As an author, the perfect scenario is for all of our readers to embrace our characters and love everything they do. Speaking for myself, I often worry as I write about whether or not a choice or action taken by my characters will turn off or alienate readers. I worry, I ponder, I delete, I re-write and then I usually go back to my original thought.
Why? Because you can’t please everyone and the moment you try you’ll never write anything interesting again.
This doesn’t mean that I’m not sensitive to my readers, but the truth is that if our characters always did exactly what they were supposed to do, it would make for a very boring book. That’s not to say you aren’t taking a risk. I personally stopped reading the Sookie Stackhouse series by Charlaine Harris, when Sookie chose Eric Northman for the millionth time over men who were clearly less exploitive of her. I just couldn’t take her anymore. I still love that universe, but I just got too fed up with Sookie.
In my own writing, I’ve had reviewers take me to task for choices my characters make or scenes that occur. And, while I’m sensitive to it all, my characters make their own decisions. I mean that quite literally. I often think I know what’s going to happen only to have a scene go in a completely different direction. Sometimes, I’ve tried to force a scene to go how I wanted it to go, but it never feels quite right when I do that.
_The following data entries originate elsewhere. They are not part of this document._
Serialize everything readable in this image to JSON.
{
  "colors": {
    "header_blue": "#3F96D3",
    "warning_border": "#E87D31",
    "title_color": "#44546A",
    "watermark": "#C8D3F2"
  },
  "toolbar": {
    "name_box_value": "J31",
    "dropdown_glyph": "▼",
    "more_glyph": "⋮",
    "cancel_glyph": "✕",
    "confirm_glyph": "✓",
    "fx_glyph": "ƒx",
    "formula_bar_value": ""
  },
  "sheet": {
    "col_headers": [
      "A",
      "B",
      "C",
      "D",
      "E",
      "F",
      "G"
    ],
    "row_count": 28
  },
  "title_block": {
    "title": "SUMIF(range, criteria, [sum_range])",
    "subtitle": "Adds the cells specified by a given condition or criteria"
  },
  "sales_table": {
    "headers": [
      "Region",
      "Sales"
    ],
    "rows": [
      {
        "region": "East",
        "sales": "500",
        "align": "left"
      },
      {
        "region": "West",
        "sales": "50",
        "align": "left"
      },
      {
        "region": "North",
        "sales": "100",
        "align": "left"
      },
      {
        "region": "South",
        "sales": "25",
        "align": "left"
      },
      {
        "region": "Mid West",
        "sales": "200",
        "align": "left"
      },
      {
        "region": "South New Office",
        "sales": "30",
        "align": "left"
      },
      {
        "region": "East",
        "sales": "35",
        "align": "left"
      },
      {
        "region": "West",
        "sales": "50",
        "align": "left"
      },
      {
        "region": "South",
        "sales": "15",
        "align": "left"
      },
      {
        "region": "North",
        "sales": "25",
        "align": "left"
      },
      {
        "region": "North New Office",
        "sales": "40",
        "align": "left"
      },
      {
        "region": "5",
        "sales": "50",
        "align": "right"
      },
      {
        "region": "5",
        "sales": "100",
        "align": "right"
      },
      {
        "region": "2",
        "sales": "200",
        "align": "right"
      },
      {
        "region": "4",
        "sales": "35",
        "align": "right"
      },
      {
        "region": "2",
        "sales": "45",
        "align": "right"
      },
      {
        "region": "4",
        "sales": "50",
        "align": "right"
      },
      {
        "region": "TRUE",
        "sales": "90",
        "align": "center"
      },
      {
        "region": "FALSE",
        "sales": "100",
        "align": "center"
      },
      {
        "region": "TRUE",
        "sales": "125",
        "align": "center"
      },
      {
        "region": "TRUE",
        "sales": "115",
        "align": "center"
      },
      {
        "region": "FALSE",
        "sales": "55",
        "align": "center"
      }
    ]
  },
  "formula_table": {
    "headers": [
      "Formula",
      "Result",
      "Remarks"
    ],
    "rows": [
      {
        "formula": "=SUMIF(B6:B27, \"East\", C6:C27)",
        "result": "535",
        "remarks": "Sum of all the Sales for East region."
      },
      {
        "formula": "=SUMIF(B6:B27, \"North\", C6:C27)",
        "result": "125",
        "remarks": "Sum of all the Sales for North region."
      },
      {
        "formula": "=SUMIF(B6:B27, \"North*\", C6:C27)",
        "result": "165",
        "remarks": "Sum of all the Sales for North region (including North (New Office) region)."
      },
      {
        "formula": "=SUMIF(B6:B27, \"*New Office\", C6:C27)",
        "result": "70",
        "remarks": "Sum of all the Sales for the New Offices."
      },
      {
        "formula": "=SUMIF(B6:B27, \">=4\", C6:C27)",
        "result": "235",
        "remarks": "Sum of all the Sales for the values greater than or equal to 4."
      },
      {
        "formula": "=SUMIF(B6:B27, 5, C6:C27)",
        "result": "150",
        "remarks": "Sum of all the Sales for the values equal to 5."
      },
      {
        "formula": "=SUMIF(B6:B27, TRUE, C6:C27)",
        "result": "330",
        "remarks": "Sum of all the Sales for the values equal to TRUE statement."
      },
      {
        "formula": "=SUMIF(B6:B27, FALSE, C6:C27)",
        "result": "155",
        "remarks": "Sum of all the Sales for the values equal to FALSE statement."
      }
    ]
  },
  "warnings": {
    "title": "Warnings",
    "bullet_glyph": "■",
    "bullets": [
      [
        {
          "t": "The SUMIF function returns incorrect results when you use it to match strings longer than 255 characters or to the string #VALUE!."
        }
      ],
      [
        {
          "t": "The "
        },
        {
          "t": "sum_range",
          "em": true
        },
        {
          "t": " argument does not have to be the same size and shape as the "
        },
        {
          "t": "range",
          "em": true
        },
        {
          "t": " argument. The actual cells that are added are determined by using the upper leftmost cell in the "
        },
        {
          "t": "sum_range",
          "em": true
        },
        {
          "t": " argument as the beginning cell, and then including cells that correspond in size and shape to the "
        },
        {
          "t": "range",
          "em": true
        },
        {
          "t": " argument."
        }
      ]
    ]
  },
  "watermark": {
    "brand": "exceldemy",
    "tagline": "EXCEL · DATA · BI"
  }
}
In the best writing, characters truly come to life and have a psychology unique to them. The result is that, just like in real life, we don’t always agree with what they do and say. It doesn’t mean we love them any less though.
As an author, I’d much rather have real, flawed characters that keep me invested so that even I have to keep going to see where the story ends, than bland, predictable characters that put me to sleep.